On the other hand, Neal Gale, a Green Party candidate in Pennsylvania, stated in a press release after President Trump’s decision to leave the Accord, “This is not President Trump’s decision to make. The stakes are too high, the consequences too grave.” This statement demonstrates the real platform of the party, which puts the environment as the most important entity — more vital than any other aspect of life.
The event of the withdrawal of the Paris Climate Accord leads to the concept of how much the federal government should do to combat climate change.
The role of the government, according to Sarwark, is to remove the government completely from the equation.
“The first step is removing some of the government interference in the market. Starting with things like subsides for oil and gas explorations and the tax credits and expiration subsides that make oil and gas look cheaper than other, potentially renewable, alternatives. (And) not subsidizing things like solar because … solar is automatically better than wind and nuclear.
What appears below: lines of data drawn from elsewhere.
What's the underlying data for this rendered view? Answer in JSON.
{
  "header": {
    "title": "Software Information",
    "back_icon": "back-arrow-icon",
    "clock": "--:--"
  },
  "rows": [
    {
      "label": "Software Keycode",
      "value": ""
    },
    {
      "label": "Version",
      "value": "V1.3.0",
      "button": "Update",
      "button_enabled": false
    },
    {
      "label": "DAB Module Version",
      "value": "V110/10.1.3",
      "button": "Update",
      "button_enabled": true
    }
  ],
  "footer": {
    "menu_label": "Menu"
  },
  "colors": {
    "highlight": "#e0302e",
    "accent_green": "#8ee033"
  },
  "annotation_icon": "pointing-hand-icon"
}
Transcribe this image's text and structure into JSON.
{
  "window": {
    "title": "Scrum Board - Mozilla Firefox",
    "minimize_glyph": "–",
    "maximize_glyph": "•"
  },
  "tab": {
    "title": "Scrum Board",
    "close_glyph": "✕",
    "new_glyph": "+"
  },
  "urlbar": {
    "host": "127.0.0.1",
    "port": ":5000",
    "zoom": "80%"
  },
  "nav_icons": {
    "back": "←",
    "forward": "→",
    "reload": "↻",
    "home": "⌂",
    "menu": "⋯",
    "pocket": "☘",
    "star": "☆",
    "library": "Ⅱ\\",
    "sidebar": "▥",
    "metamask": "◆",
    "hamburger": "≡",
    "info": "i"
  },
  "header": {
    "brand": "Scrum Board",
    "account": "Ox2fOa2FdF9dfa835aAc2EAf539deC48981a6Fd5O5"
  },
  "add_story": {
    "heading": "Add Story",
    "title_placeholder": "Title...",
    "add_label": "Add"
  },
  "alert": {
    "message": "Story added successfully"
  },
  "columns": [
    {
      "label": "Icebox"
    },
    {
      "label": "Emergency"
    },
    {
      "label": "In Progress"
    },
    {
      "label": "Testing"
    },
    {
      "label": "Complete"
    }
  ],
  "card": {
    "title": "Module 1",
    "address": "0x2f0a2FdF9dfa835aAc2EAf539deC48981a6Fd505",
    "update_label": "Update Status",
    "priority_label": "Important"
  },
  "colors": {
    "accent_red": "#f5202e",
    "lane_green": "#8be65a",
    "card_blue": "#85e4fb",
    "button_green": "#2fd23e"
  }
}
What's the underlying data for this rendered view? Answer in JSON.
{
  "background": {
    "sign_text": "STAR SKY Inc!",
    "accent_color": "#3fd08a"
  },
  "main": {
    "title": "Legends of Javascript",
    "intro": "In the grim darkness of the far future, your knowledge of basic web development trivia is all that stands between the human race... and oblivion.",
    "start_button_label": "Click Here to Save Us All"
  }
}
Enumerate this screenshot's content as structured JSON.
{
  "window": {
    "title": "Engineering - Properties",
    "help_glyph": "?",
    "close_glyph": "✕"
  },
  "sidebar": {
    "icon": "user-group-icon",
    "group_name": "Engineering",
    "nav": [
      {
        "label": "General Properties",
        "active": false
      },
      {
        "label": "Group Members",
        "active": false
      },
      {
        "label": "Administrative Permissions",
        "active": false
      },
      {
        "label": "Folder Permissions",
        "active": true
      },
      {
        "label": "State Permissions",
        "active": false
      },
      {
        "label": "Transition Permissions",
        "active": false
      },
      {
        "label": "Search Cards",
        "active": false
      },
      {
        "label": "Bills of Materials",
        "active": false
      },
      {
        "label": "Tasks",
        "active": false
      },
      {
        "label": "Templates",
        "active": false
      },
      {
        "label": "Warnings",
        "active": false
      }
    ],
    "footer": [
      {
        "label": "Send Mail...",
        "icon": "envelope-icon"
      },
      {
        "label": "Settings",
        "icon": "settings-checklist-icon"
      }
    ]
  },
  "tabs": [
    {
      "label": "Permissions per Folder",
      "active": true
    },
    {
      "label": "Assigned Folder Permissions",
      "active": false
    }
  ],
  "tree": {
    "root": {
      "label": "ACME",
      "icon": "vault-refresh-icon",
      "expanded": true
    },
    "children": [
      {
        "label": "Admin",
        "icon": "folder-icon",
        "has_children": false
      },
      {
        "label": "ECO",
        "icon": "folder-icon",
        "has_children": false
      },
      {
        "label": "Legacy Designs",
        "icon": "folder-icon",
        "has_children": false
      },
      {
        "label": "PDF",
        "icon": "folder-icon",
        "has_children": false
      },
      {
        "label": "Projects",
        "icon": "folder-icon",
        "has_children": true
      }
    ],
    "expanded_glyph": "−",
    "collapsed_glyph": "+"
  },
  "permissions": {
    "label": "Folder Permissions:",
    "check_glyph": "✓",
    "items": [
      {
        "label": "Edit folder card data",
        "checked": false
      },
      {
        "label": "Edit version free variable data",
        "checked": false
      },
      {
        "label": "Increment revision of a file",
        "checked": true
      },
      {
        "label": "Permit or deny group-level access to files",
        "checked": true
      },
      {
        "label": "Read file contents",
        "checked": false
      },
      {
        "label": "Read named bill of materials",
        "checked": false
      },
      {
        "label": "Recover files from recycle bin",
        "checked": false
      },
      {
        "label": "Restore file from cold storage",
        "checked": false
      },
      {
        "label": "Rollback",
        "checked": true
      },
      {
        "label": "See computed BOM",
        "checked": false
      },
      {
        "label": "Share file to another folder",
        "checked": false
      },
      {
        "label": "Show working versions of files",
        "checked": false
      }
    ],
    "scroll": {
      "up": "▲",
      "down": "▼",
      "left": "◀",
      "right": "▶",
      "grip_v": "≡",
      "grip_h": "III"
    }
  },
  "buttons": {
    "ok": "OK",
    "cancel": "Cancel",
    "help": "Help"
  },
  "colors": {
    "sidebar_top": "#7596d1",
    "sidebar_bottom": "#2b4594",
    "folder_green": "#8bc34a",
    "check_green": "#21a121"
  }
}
"The market alone is the best in determining … what is the best technology, what is the technology that is the most cost-effective, and still provide our energy needs” and not the “too smart people in Washington," Sarwark said.
The Green party, on the other hand, wants an aggressive federal government in tackling the issue of climate change. McLarty discussed the existential threat and what the federal government needs to do.
“We needed federal government to play a leading role in order to defeat the Axis powers in World War II. Climate change represents a comparable global threat,” McLarty said.
The Green party wants to take control of climate change in not just the federal government, but state and local governments also because they see it as a shared problem between everyone.
Finally, the focus was on the role of the individual on the problem of climate change.
For Sarwark, the main problem is market distortions that are causing individuals to not make the best decisions that they can.
“When you take away some of these subsidies you are able to have a clearer picture of what the true cost is, of coal, or of natural gas, or oil, or solar, or nuclear, or wind," Sarwark said.
By having a clearer picture, then an individual is most informed on all forms of energy and can make the most rational decision possible. In essence, an individual will make the best decision when there is not any government inference, according to Libertarians.
The Green party sees the role of the individual and government as an inverse of the Libertarian Party. “Individual actions to prevent the advance of climate change are generally too small to have much effect. We need to reorganize the economy… to fight global warming,” McLarty said.
The party's position is that to shift the economy from carbon producing forms of energy to renewable sources, and the federal, state, and local governments have to take control to help enact these changes. Through government intervention, the consumer would be able to make the decisions to take more environmentally friendly actions.
So what's your take: Will you remain a steadfast member of the two-party system, or are you ready to break out and join the Independents?
Correction: A previous version of this story misspelled the name of the Libertarian Party chairman. It has been corrected to Nicholas Sarwark.